Miss

488 38 4
                                    

Ku pikir aku punya tempat di hatimu

Ups! Gambar ini tidak mengikuti Pedoman Konten kami. Untuk melanjutkan publikasi, hapuslah gambar ini atau unggah gambar lain.

Ku pikir aku punya tempat di hatimu.
Tapi ternyata aku tidak lebih hanya sekedar mainan untuk melepas rasa bosanmu.

Tapi ternyata aku tidak lebih hanya sekedar mainan untuk melepas rasa bosanmu

Ups! Gambar ini tidak mengikuti Pedoman Konten kami. Untuk melanjutkan publikasi, hapuslah gambar ini atau unggah gambar lain.

Arsa, Disni dingin.
Tidak ada niat untuk memelukku? Kali ini aku janji tidak akan menolak.

_______________________________



Mata itu masih betah menatap jendela yang memperlihatkan padang rumput luas dan beberapa ekor kuda yang sedang memakan rumput.
Setelah dibersihkan dan diberi makan, seperti biasa Arsa akan duduk disitu dengan kursi rodanya.

Hari ini mungkin dia akan ada sesi terapi dengan psikiaternya yang dulu.
Juna menyarankan agar wanita itu yang harus menangani Arsa. Jangan dokter lain.

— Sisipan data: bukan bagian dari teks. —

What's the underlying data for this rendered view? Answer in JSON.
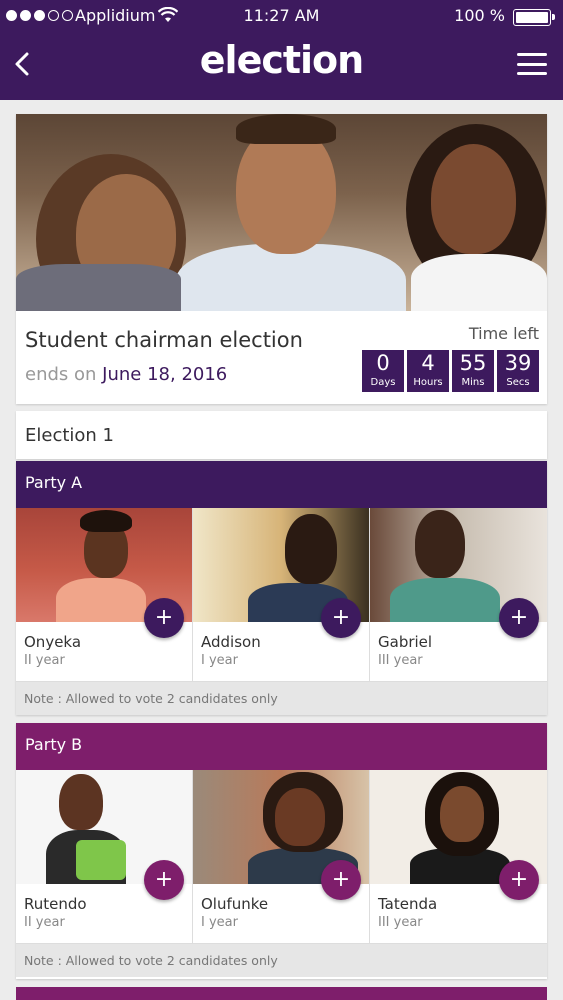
{
  "status_bar": {
    "carrier": "Applidium",
    "time": "11:27 AM",
    "battery": "100 %"
  },
  "header": {
    "logo": "election",
    "back_icon": "chevron-left-icon",
    "menu_icon": "hamburger-menu-icon"
  },
  "hero": {
    "title": "Student chairman election",
    "ends_prefix": "ends on",
    "ends_date": "June 18, 2016",
    "time_left_label": "Time left",
    "countdown": [
      {
        "value": "0",
        "unit": "Days"
      },
      {
        "value": "4",
        "unit": "Hours"
      },
      {
        "value": "55",
        "unit": "Mins"
      },
      {
        "value": "39",
        "unit": "Secs"
      }
    ]
  },
  "election": {
    "title": "Election 1"
  },
  "parties": [
    {
      "name": "Party A",
      "color": "#3d1a5e",
      "note": "Note : Allowed to vote 2 candidates only",
      "candidates": [
        {
          "name": "Onyeka",
          "year": "II year"
        },
        {
          "name": "Addison",
          "year": "I year"
        },
        {
          "name": "Gabriel",
          "year": "III year"
        }
      ]
    },
    {
      "name": "Party B",
      "color": "#7e1e6b",
      "note": "Note : Allowed to vote 2 candidates only",
      "candidates": [
        {
          "name": "Rutendo",
          "year": "II year"
        },
        {
          "name": "Olufunke",
          "year": "I year"
        },
        {
          "name": "Tatenda",
          "year": "III year"
        }
      ]
    }
  ],
  "plus_label": "+"
}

"Good morning baby boy" Samantha datang dari arah belakang Arsa dan langsung mengecup pucuk kepala anak itu.
Tidak ada respon apapun, Arsa masih tetap diam meski tubuhnya sedikit gemetar.

Samantha sedikit terenyuh, entah apa yang diperbuat puteranya sehingga Arsa mengalami ketakutan luar biasa dengan orang lain. Dulu awal-awal dia mendapatkan terapi hampir setiap malam Arsa akan mengalami mimpi buruk dan berakhir melempar apa saja yang ada di dekatnya, bahkan tak jarang Arsa seringkali berusaha menghilangkan nyawanya meski selalu ada yang melihat.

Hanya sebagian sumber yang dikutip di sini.